Общественный разлом и рождение новой социологии: двадцать лет мониторинга - стр. 74
Столь стремительный рост признания партий или блоков заставляет вспомнить шумный успех В. Жириновского в 1993 году, появившегося на политической сцене буквально за месяц до того. Тогда это казалось случайностью, аномалией, политическим эксцессом. Нынешний ход избирательной кампании заставляет вернуться к тому случаю и дать ему иную оценку, рассмотреть его уже как модель, как начало не опознанной тогда тенденции, как проявление определенной закономерности. Великодержавный или даже имперский национал-популизм, который принимал у В. Жириновского утрированные и эпатажные формы, сегодня сглажен у лидеров ОВР и тем более – у явных и неформальных лидеров «Единства». Он стал гораздо более «солидным» и «благопристойным», но не изменил своей сути. И тогда, и сегодня фоном для быстрого развертывания новых политических образований послужили экстраординарные ситуации (танковый расстрел и штурм здания Верховного Совета РСФСР), обозначившие всю серьезность угрозы гражданской войны в первом случае, чеченская война (антитеррористическая кампания) – в другом. Исходя только из этих двух моментов, можно говорить о неуникальном характере электоральной «мобилизации» популистских партий, т. е. о наличии определенных структурных предпосылок или о скрытых силовых линиях организованности общества. Этот феномен или свойство политической культуры мы и собираемся проанализировать в данной статье.
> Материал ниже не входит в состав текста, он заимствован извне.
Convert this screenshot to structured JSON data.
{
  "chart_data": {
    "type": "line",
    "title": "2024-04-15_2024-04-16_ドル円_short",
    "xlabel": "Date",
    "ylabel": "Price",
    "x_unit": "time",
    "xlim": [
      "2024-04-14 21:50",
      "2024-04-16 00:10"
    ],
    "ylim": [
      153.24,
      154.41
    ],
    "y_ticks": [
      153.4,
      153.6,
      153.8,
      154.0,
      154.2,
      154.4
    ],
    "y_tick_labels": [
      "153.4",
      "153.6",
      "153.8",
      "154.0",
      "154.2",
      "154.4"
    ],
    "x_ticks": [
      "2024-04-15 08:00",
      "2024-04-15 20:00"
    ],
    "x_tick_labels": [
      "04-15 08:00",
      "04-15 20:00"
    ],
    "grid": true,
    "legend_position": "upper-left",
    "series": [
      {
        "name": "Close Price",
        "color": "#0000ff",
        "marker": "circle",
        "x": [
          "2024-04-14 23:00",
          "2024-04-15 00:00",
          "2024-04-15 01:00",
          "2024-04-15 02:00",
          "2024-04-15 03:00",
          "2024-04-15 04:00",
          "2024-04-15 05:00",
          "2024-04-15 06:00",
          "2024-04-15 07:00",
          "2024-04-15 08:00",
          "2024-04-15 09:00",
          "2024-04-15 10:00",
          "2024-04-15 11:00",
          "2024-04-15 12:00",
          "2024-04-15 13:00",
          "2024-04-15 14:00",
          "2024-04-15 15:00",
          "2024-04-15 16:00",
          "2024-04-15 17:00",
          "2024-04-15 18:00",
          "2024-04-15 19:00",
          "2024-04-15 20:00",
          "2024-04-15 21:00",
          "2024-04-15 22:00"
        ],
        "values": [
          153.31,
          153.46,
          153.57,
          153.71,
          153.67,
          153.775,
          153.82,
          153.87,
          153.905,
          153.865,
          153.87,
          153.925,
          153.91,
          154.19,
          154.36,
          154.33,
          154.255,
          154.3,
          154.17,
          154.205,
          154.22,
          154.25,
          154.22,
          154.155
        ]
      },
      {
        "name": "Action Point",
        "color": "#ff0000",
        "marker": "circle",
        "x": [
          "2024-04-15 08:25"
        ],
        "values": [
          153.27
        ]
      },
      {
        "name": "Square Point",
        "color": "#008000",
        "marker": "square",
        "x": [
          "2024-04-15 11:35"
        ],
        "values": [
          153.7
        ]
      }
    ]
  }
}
Проблема заключается в том, чтобы посмотреть, как работают механизмы негативной мобилизации, кого они привлекают в данной ситуации и как это связано с характеристиками самого постсоветского человека, какой политико-антропологический тип оказывается несущей конструкцией в подобных процессах.
Как и во многих других отношениях, при анализе политических явлений и процессов в современной России приходится подвергать ревизии или уточнять имеющийся аппарат объяснений и аргументации, перегруженный представлениями и постановками проблем западной политологии и социологии, взвешивать, насколько адекватно употребление того или иного термина для описания ситуации в России, возможен ли прямой перенос значений из прошлых реалий в современную жизнь и нет ли случаев подмены функционального смысла понятий, превращающего операциональный термин в идеологическое клише. В полной мере это относится и к таким расхожим словам, как «политические партии», «демократическая система выборов», «парламент» и т. д.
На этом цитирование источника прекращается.